Though sometimes I squeak by, if I'm being lazy, with fitting after the zipper by adjusting darts or the other long seams (center seams if the zipper is on the side, sides if the zipper is on the center.)

Several of my vintage sewing and tailoring books earnestly instruct on the virtues of doing as many of your details - closures, trim, pockets, etc - first, so that you've got the benefit of sewing on flat pieces mostly. This assumes you've carefully drafted and fitted and marked everything, so it's not something I manage to do very often. :)

Jen
 

Lady Day

I'll Lock Up
Bartender
Messages
9,087
Location
Crummy town, USA
Laughing Magpie said:
Several of my vintage sewing and tailoring books earnestly instruct on the virtues of doing as many of your details - closures, trim, pockets, etc - first, so that you've got the benefit of sewing on flat pieces mostly. This assumes you've carefully drafted and fitted and marked everything, so it's not something I manage to do very often. :)

Jen

This is so true! lol I did this, trusting my great vintage books, when I first began sewing, but wondered why my pockets had 1" differences in hight from one another! :rage:

So I just stopped, and only if it involved constructing something on the seam, only then would it get done prior to regular construction.

Oh well. :eek:

LD
 

ShoreRoadLady

Practically Family
Here's my hint for invisible zippers (I hate regular zippers), suggested to me by someone else when I had trouble. It worked like a charm. It's probably non-period, but hey, if it saves me some agony, I'm all for it!

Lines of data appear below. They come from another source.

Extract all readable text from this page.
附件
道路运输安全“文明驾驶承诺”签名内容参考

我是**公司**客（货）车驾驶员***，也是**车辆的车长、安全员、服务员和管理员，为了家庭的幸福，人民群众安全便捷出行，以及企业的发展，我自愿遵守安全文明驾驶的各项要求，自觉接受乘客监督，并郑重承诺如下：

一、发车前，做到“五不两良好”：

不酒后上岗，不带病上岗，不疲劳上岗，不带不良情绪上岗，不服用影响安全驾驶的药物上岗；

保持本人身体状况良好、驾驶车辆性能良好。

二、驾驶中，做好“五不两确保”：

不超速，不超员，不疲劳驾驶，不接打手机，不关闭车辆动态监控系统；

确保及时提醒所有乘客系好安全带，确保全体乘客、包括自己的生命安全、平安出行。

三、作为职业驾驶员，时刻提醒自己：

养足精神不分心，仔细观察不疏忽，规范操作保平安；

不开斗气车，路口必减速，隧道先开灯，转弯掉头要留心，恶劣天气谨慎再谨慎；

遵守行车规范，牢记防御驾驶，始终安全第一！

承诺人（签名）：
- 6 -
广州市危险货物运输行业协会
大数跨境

Interace the zipper area. I use fusible tricot interfacing. All you need is a thin strip, perhaps 1/2-5/8" wide and a little past the length of your zipper. You want the seamline to be stabilized, so center it along the seamline and fuse. The fabric won't stretch out of shape, and it's a cinch to sew.

My other tip (again, for invisible zippers only) is to trim down the seam allowance so you can just line up the zipper tape to the edge and sew. No extensive pinning needed. Invisible zipper tape usually has a 3/8" allowance, so I trim 1/4" from a 5/8" seam.
 

ShoreRoadLady

Practically Family
Lauren said:
HA! True! Invisible zippers are my friends. If you can't see it, it's not un-period, right? (is un-period even a word?). There's a special invisible zipper foot for my machine that makes it nearly brainless, but I couldn't do it for the life of me without one. I'd say look into it if you want to put them in!

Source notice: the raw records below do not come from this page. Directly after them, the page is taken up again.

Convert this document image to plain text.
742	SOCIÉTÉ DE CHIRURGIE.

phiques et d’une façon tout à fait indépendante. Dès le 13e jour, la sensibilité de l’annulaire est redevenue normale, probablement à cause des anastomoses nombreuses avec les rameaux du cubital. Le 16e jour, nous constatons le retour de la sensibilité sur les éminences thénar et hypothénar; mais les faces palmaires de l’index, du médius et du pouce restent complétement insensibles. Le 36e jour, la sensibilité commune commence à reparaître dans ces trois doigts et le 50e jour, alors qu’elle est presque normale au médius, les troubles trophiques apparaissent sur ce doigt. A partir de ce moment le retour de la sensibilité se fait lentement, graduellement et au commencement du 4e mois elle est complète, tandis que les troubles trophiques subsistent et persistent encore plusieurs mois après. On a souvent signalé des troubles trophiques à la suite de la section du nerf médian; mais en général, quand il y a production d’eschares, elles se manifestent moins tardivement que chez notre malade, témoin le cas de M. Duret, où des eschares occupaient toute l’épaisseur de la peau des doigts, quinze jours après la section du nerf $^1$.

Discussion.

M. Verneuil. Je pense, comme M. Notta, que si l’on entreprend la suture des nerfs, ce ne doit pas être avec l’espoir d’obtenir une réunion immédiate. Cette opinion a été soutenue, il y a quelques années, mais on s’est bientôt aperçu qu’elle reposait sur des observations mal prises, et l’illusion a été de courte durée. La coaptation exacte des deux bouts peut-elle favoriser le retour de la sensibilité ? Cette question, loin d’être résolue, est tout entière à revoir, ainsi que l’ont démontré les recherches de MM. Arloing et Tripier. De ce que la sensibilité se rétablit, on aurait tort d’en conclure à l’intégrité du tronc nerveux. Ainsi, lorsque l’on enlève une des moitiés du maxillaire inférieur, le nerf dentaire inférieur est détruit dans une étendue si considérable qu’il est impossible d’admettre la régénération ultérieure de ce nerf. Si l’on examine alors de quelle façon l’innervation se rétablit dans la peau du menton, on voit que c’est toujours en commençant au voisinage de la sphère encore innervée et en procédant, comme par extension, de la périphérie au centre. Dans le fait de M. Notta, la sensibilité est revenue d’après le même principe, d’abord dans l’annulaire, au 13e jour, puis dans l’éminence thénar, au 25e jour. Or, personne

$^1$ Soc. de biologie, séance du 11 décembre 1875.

Maybe this belonged in my other post in the Sewing FAQ, but oh well. :) You *can* put in invisible zippers without an invisible zipper foot. I found this out the hard way after the Coats & Clark zipper foot would not work with my machine. :rage: You just have to press the zipper out really flat and stitch carefully, close to the teeth, with a regular zipper foot. It took a little while to master, but it works fine now.
 

Sunny

One Too Many
Messages
1,409
Location
DFW
ShoreRoadLady said:
Maybe this belonged in my other post in the Sewing FAQ, but oh well. :) You *can* put in invisible zippers without an invisible zipper foot. I found this out the hard way after the Coats & Clark zipper foot would not work with my machine. :rage: You just have to press the zipper out really flat and stitch carefully, close to the teeth, with a regular zipper foot. It took a little while to master, but it works fine now.
I, uh, haven't yet bothered to figure out the invisible zipper foot. What I do at present is baste by hand (no pinning! yay!) and sew with a piping foot.
 

Rachael

A-List Customer
Messages
465
Location
Stumptown West
I'm glad to hear there are other fans of the invisible zipper. Many of my friends are terrified of them so I do a lot of charitable zipper insertions.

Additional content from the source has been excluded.